Fonseca, an electrical engineer who has been working at the Mariel factory since 1974 and as its director for 13 years, said the plant now had an environmental policy in which community participation was a key factor.

“Incredible!” is the general reaction among local residents, who two months after the factory reopened have a hard time believing it is not all a dream from which they will wake up one morning to find their furniture covered once again with a fine coat of grey dust.

“I used to get an asthma attack just about every night, and when I didn’t have asthma, I would sneeze all day because of my allergies,” said Maricela Guzmán, 32. “Now, since there is less dust, I’m feeling much better.”

According to the National Office of Statistics, of the just over 42,000 people living in the municipality of Mariel as of late last year, 31,689 lived in town.

Until last year, the number of cases of acute and chronic respiratory ailments in Mariel was higher than the national average, due to the cement factory’s emissions.

The Public Health Ministry’s latest annual statistical report revealed that more than 4.9 million cases of respiratory illness were reported in 1998, or a rate of 441.6 per 1,000 inhabitants.

Espino said that when the inspection was carried out in Mariel, vegetation in the region was gradually suffocating under a coat of dust.

The microplankton and marine fauna in Mariel bay are still seriously affected by the accumulation of dust on the seabed, which is aggravated by the fact that the factory’s drainage system takes the run-off from the rainwater directly into the bay, he added.

A report by the ‘Agencia Ambiental Entorno Cubano’, a dissident environmental group, warned in 1998 that the cloud of dust issuing from the factory sometimes stretched as far as 14 kms.

A report on Cuba by the UN Economic Commission for Latin America and the Caribbean (ECLAC) described the situation as a “grave” case of air pollution.

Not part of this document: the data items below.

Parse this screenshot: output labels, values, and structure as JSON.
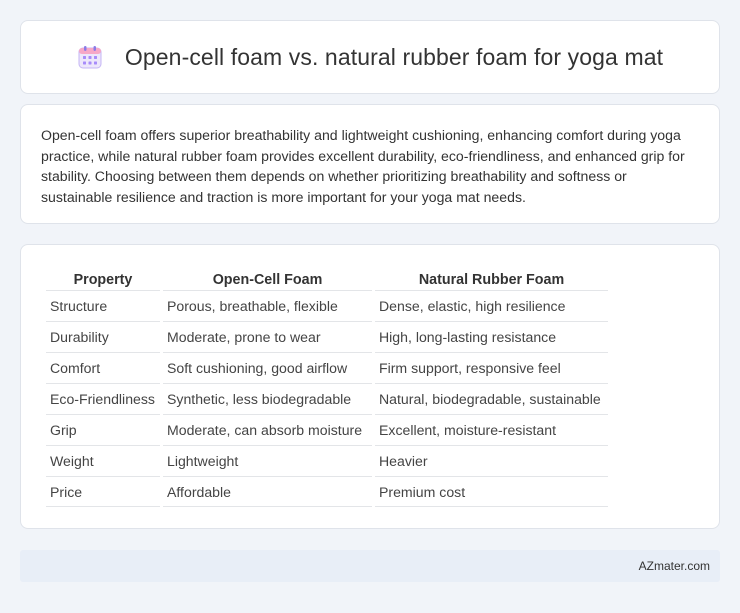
{
  "header": {
    "title": "Open-cell foam vs. natural rubber foam for yoga mat",
    "icon": "calendar-icon",
    "icon_color": "#a78bfa"
  },
  "summary": {
    "text": "Open-cell foam offers superior breathability and lightweight cushioning, enhancing comfort during yoga practice, while natural rubber foam provides excellent durability, eco-friendliness, and enhanced grip for stability. Choosing between them depends on whether prioritizing breathability and softness or sustainable resilience and traction is more important for your yoga mat needs."
  },
  "table": {
    "headers": [
      "Property",
      "Open-Cell Foam",
      "Natural Rubber Foam"
    ],
    "rows": [
      [
        "Structure",
        "Porous, breathable, flexible",
        "Dense, elastic, high resilience"
      ],
      [
        "Durability",
        "Moderate, prone to wear",
        "High, long-lasting resistance"
      ],
      [
        "Comfort",
        "Soft cushioning, good airflow",
        "Firm support, responsive feel"
      ],
      [
        "Eco-Friendliness",
        "Synthetic, less biodegradable",
        "Natural, biodegradable, sustainable"
      ],
      [
        "Grip",
        "Moderate, can absorb moisture",
        "Excellent, moisture-resistant"
      ],
      [
        "Weight",
        "Lightweight",
        "Heavier"
      ],
      [
        "Price",
        "Affordable",
        "Premium cost"
      ]
    ]
  },
  "footer": {
    "brand": "AZmater.com"
  }
}
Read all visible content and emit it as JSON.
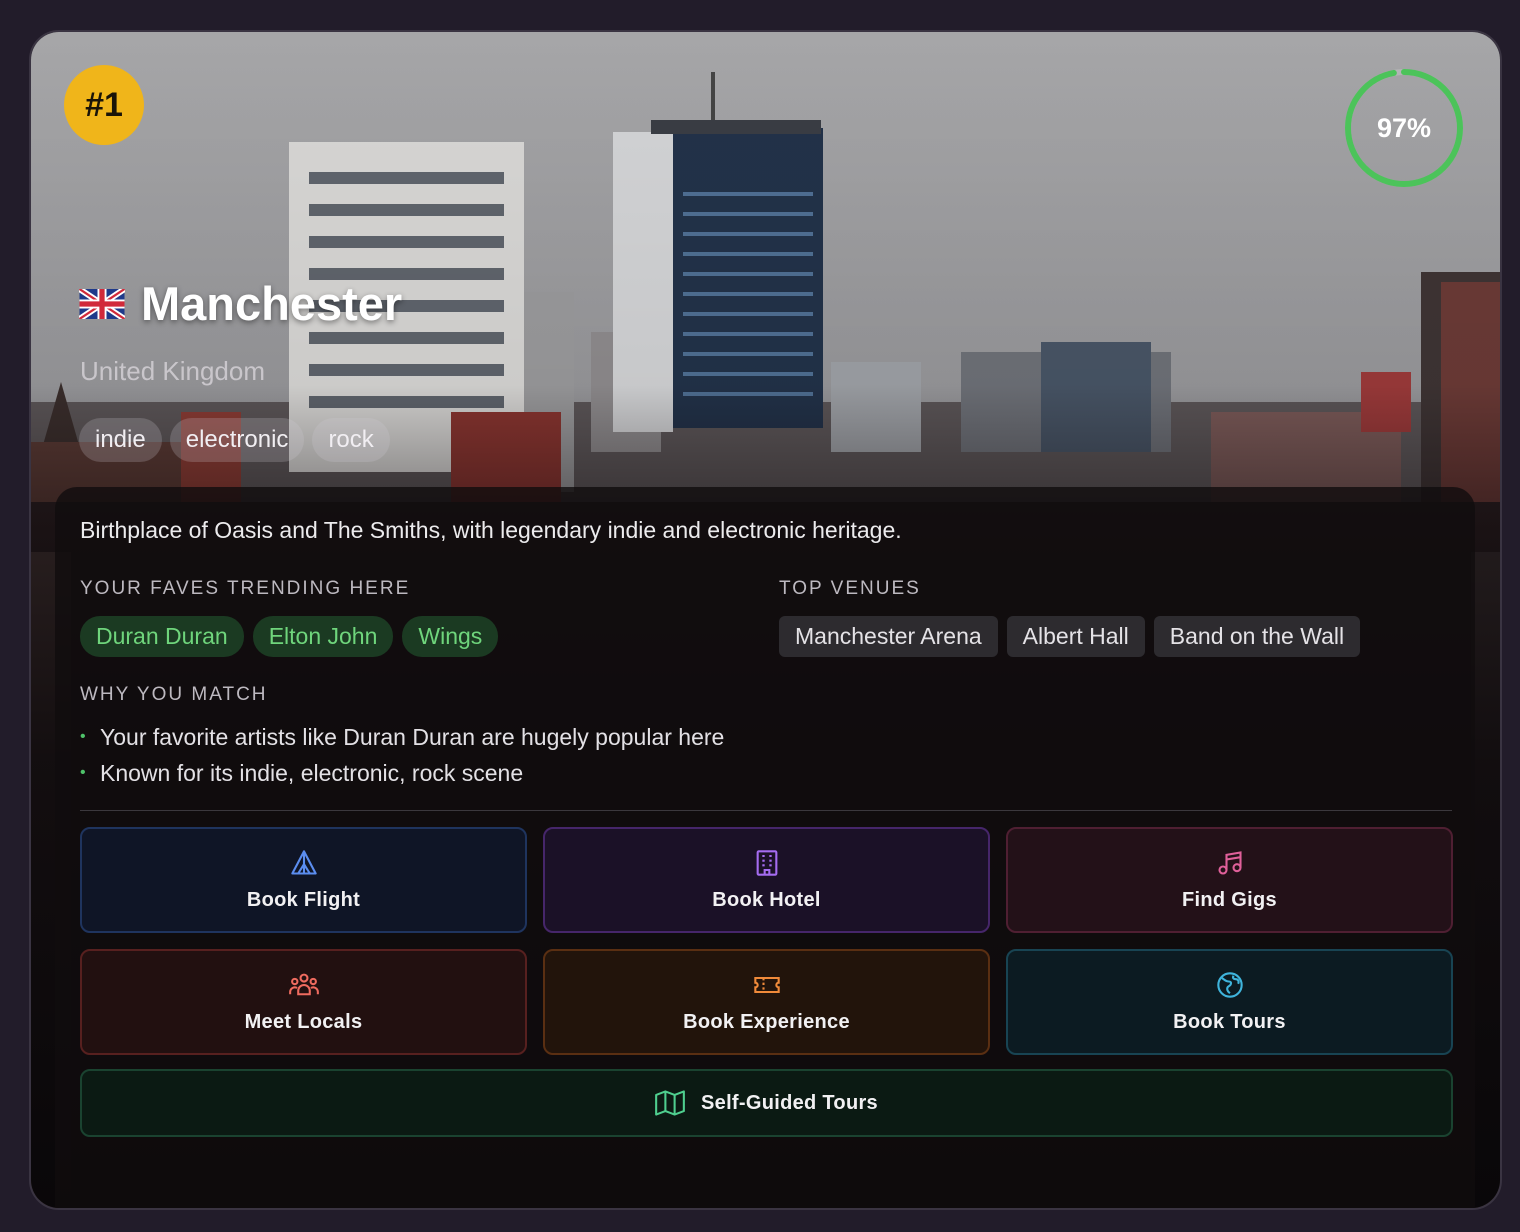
{
  "rank": "#1",
  "match_score": {
    "percent": 97,
    "label": "97%",
    "color": "#4cc35a"
  },
  "city": {
    "name": "Manchester",
    "country": "United Kingdom",
    "flag": "uk-flag"
  },
  "genres": [
    "indie",
    "electronic",
    "rock"
  ],
  "description": "Birthplace of Oasis and The Smiths, with legendary indie and electronic heritage.",
  "faves": {
    "label": "YOUR FAVES TRENDING HERE",
    "artists": [
      "Duran Duran",
      "Elton John",
      "Wings"
    ]
  },
  "venues": {
    "label": "TOP VENUES",
    "items": [
      "Manchester Arena",
      "Albert Hall",
      "Band on the Wall"
    ]
  },
  "why": {
    "label": "WHY YOU MATCH",
    "reasons": [
      "Your favorite artists like Duran Duran are hugely popular here",
      "Known for its indie, electronic, rock scene"
    ]
  },
  "actions": [
    {
      "label": "Book Flight",
      "icon": "plane-icon",
      "color": "#5b8def"
    },
    {
      "label": "Book Hotel",
      "icon": "hotel-icon",
      "color": "#a56cf0"
    },
    {
      "label": "Find Gigs",
      "icon": "music-note-icon",
      "color": "#e0609a"
    },
    {
      "label": "Meet Locals",
      "icon": "users-icon",
      "color": "#ef6b5f"
    },
    {
      "label": "Book Experience",
      "icon": "ticket-icon",
      "color": "#f08a3a"
    },
    {
      "label": "Book Tours",
      "icon": "globe-icon",
      "color": "#3fb4dc"
    }
  ],
  "self_guided": {
    "label": "Self-Guided Tours",
    "icon": "map-icon",
    "color": "#4fcf8f"
  }
}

In the United States, where more than 100 cement plants operated in 1999, emissions of toxic particles by cement mills are considered a cause of respiratory disease and cancer.

The temporary closure of the Mariel cement factory was one of the first measures applied in the province of Havana, after Decree Law 200 was passed in 1999 to crack down on polluters.

Last year, the Centre for Environmental Inspection and Management, which answers to the ministry of Science, Technology and the Environment, slapped sanctions on 110 legal entities, and shut down 11 companies due to their impact on the environment.

Silvia Alvarez, the director of the centre, told IPS that of the 1,098 licences applied for in 2000, 736 were granted and 12 have been denied so far, including one for the construction of a hotel on a key off the northern part of the island.

No work can begin on any Cuban or mixed capital venture without an environmental licence issued by the centre, which has been carrying out regular inspections of enterprises and natural ecosystems since the late 1990s.

“For now, we are trying to be flexible with older installations, and to recommend a series of measures before going to the extreme of closing them down,” said Jorge Alvarez, an expert at the centre.